LONDON: British Finance Minister Jeremy Hunt said on Sunday he would not implement tax cuts that would push up inflation, days before he announces a major budget update that is widely expected to contain reductions in some taxes.
Hunt is due to present an Autumn Statement on Wednesday which he hopes will revive the fortunes of both a stagnant British economy and the governing Conservatives ahead of an election expected next year, and the Sunday Times reported he was considering cutting income tax or national insurance.
He has been under pressure from some Conservative lawmakers who, alarmed at the opposition Labour Party’s big lead in opinion polls, have demanded he deliver tax cuts.
“We do want to bring down the tax burden but we will only do so responsibly,” Hunt told Sky News. “The one thing we won’t do is any kind of tax cut that fuels inflation.”
Annual inflation tumbled to 4.6% in October from 6.7% a month earlier, putting Prime Minister Rishi Sunak on track to meet a pledge of halving inflation over 2023.
“I do think the British economy has turned a corner this week,” Hunt said in a separate interview with Times Radio, adding that his priority was growth. “I will be doing everything that I can possibly think of to boost growth.”
Asked if he would cut inheritance tax - a move the Sunday Times said could be delayed owing to bad press - Hunt told Sky “everything is on the table” ahead of his statement.
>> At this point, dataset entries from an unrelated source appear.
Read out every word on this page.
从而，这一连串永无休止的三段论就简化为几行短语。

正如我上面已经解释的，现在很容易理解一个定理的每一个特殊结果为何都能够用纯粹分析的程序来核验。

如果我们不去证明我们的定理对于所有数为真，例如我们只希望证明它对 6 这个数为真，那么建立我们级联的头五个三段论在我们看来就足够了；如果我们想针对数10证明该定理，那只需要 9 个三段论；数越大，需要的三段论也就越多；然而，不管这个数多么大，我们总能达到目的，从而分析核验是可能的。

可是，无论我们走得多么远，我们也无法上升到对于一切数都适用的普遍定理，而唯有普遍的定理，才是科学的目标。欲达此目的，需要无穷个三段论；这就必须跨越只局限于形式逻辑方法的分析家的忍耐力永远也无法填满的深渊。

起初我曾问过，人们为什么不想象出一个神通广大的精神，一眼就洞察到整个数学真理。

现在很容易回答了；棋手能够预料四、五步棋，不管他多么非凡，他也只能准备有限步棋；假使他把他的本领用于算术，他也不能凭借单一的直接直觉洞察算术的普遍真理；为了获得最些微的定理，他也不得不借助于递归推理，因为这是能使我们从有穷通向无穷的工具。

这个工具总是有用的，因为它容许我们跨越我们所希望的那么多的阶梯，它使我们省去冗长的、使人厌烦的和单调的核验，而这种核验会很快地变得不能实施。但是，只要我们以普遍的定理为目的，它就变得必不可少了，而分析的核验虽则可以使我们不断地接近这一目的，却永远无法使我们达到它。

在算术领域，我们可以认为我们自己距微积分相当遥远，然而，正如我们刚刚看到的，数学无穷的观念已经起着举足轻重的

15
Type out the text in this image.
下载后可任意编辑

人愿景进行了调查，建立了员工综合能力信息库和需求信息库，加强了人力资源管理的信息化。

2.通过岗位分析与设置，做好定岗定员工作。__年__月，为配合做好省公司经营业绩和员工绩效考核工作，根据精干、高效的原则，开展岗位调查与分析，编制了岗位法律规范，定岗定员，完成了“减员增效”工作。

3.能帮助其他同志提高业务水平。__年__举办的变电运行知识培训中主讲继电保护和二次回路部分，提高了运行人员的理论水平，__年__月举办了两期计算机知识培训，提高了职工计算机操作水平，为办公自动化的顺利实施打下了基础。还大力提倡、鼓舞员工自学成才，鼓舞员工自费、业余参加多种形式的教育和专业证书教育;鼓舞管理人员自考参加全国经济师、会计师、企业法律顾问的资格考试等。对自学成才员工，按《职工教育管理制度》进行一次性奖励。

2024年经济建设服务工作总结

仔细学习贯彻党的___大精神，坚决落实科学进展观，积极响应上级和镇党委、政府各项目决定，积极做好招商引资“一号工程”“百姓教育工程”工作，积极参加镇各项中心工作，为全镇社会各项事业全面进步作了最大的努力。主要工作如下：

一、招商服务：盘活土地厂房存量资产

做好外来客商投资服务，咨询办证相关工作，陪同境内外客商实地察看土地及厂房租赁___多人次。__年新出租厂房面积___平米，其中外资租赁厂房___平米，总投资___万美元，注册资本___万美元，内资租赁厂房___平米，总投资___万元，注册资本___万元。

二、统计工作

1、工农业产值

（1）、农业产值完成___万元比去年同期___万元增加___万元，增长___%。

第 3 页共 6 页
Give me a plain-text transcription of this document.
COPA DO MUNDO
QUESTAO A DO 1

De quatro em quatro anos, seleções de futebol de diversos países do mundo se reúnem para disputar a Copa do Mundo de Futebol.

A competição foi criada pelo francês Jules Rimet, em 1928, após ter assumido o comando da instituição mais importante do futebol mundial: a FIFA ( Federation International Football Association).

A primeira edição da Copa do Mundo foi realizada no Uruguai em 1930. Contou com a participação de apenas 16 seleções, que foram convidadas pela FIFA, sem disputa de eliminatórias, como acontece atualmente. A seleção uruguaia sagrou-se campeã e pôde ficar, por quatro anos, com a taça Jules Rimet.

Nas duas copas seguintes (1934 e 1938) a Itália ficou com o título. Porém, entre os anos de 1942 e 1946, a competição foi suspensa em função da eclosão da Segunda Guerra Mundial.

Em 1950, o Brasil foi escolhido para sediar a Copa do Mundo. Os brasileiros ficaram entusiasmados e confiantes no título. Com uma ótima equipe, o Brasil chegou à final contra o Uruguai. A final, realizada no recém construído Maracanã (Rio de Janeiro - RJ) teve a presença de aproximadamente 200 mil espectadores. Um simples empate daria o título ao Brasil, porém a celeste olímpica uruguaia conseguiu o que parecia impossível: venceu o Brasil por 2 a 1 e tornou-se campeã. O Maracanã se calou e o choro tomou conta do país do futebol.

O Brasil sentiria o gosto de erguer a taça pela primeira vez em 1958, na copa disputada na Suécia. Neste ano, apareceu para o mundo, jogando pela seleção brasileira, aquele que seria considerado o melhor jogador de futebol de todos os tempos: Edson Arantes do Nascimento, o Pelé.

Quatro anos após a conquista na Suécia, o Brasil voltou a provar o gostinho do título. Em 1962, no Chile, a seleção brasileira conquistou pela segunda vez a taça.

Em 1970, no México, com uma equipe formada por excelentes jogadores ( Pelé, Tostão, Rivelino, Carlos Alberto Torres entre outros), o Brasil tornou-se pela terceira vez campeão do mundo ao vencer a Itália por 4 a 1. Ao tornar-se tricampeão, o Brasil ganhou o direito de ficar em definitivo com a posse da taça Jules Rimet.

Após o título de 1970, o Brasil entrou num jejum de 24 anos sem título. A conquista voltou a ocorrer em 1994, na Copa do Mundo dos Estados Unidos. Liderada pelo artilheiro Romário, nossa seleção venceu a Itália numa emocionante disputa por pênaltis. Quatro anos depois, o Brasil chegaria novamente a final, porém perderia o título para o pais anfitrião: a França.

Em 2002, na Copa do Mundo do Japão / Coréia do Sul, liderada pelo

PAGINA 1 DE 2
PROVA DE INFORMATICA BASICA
Options limited after heavy spending
Labour’s finance spokesperson Rachel Reeves said cutting inheritance tax would be the wrong priority in a cost-of-living crisis.
“Lower taxes on working people - if the government can explain where the money is coming from - is something I would support,” Reeves told Sky News.
Hunt’s options are limited after heavy state spending on the COVID-19 pandemic and last year’s surge in energy prices. Public debt now stands close to 100% of economic output, more than three times its size 20 years ago.
Still, official forecasts due on Wednesday are expected to show Hunt has more room for giveaways before running into trouble with fiscal rules than in his annual budget published in March.
“If we’re going to be a dynamic, thriving, energetic, fizzing economy, we need to have a lower tax burden,” Hunt told Times Radio, adding that the only way to bring personal taxes down was to spend public money more efficiently.
“We want to show people there is a path to lower taxes but we also want to be honest with people this is not going to happen overnight.”
While UK tax revenues are at their highest since the 1940s, according to the Institute for Fiscal Studies, the country’s tax rate is lower than in most other western European countries. Data for 2021 from the Organisation for Economic Co-operation and Development showed Britain was the lowest among major European countries, well below France’s 45% or Germany’s 40%.